La blogger cristiana Veronica Partridge ha deciso di non indossare mai più in pubblico il 'malizioso' indumento femminile per amore verso il marito: "Così onoro lui e il Signore"

Secondo la blogger cristiana Veronica Partridge, i leggings provocano, istigano la mente maschile a chissà quale lussurioso pensiero, motivo per cui ha voluto eliminarli dall'abbigliamento con il quale scelto per mostrarsi in pubblico. 

Farebbe venire i "pensieri sporchi" agli uomini l'indumento femminile più fasciante che moda abbia mai concepito e la decisione di non indossarli più è stata motivata da un post che ha aperto un accesissimo dibattito online. "È possibile che il mio mettere i leggings possa portare un altro uomo, qualcuno che non sia mio marito, ad avere pensieri lussuriosi su di me? - si legge nel post - ho chiesto a mio marito quale fosse la sua idea in merito, ho apprezzato la sua onestà quando mi ha detto: 'Sì, quando vado da qualche parte e c'è una donna che indossa questi pantaloni, mi riesce difficile non guardare. Ci provo, ma non è facile'". 

Subito condiviso da 70mila follower su Facebook, il post è stato duramente criticato, perché secondo molti una concezione simile  giustificherebbe il comportamento di quegli uomini che, quando provocati dalle donne, cedono alle tentazioni.

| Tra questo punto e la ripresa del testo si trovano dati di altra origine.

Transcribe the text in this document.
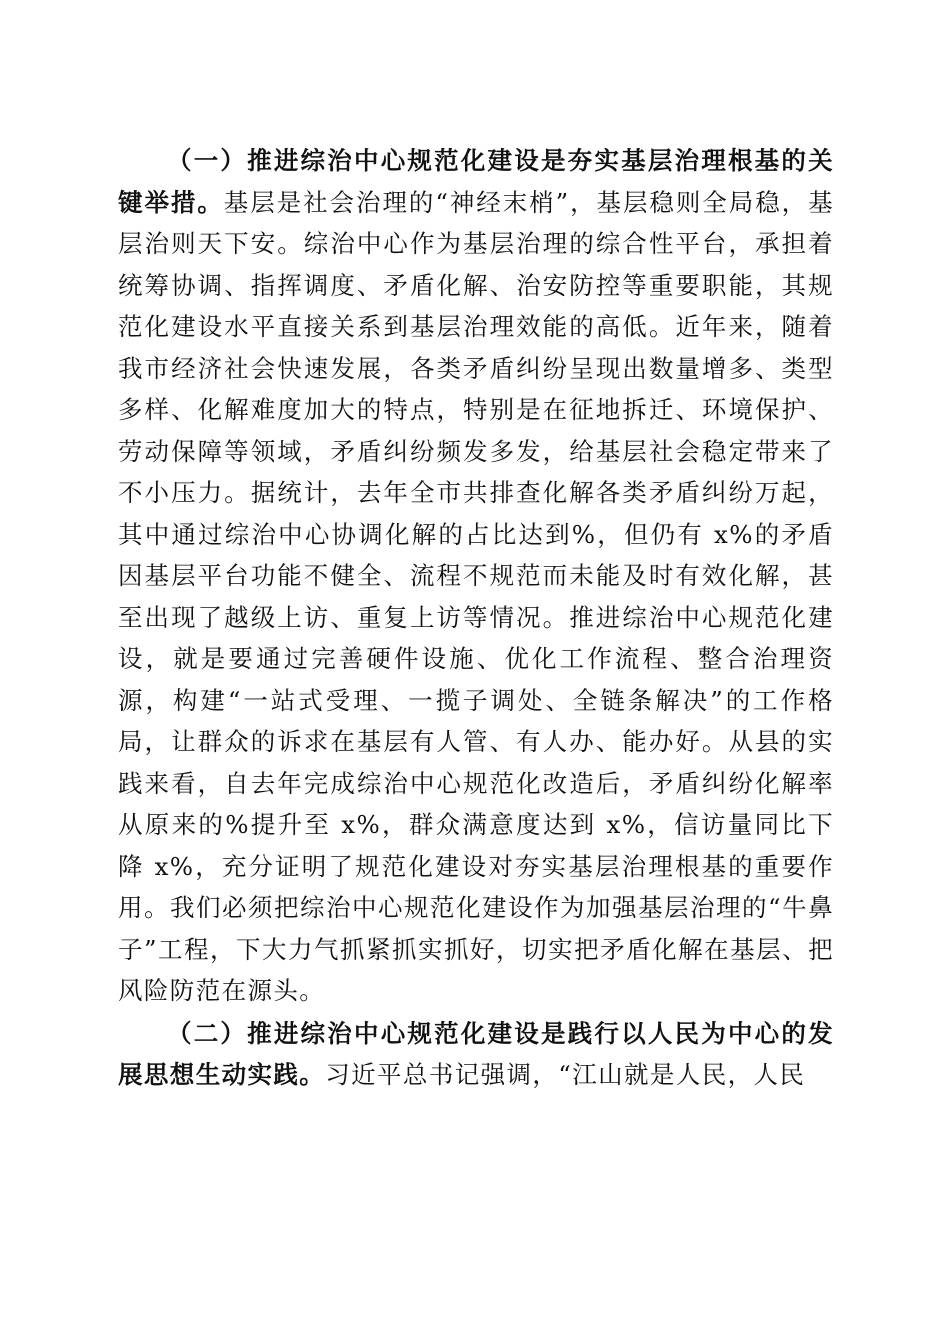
（一）推进综治中心规范化建设是夯实基层治理根基的关键举措。基层是社会治理的“神经末梢”，基层稳则全局稳，基层治则天下安。综治中心作为基层治理的综合性平台，承担着统筹协调、指挥调度、矛盾化解、治安防控等重要职能，其规范化建设水平直接关系到基层治理效能的高低。近年来，随着我市经济社会快速发展，各类矛盾纠纷呈现出数量增多、类型多样、化解难度加大的特点，特别是在征地拆迁、环境保护、劳动保障等领域，矛盾纠纷频发多发，给基层社会稳定带来了不小压力。据统计，去年全市共排查化解各类矛盾纠纷万起，其中通过综治中心协调化解的占比达到%，但仍有 x%的矛盾因基层平台功能不健全、流程不规范而未能及时有效化解，甚至出现了越级上访、重复上访等情况。推进综治中心规范化建设，就是要通过完善硬件设施、优化工作流程、整合治理资源，构建“一站式受理、一揽子调处、全链条解决”的工作格局，让群众的诉求在基层有人管、有人办、能办好。从县的实践来看，自去年完成综治中心规范化改造后，矛盾纠纷化解率从原来的%提升至 x%，群众满意度达到 x%，信访量同比下降 x%，充分证明了规范化建设对夯实基层治理根基的重要作用。我们必须把综治中心规范化建设作为加强基层治理的“牛鼻子”工程，下大力气抓紧抓实抓好，切实把矛盾化解在基层、把风险防范在源头。

（二）推进综治中心规范化建设是践行以人民为中心的发展思想生动实践。习近平总书记强调，“江山就是人民，人民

"Se è difficile per mio marito che mi ama, mi onora e mi rispetta, volgere altrove il suo sguardo, quanto può essere ancora più difficile per un altro che non abbia il suo stesso self-control?" si chiede la blogger. "Certo, se un uomo vuole guardare, alla fine guarderà, ma perché provocarli? È possibile che i leggings o i pantaloni molto stretti possano portare un marito a guardare una donna nel modo in cui dovrebbe guardare solo sua moglie?".

Da qui, dunque, la decisione, "per me stessa e per mio marito", di non indossare i leggings "mai più in pubblico".
 "L'unico momento in cui per me sarà accettabile indossarli sarà in casa e con una maglietta abbastanza lunga da coprirmi", ha detto, spiegando chiaramente che l'intento è quello di "dare il miglior esempio" alla figlia: "Voglio che lei sappia che il suo valore non si nasconde nel suo apparire o nelle cose che indossa, ma nel carattere e nella personalità che Dio le ha donato. Ora sento che la mia coscienza è pulita e che sto onorando il Signore e mio marito"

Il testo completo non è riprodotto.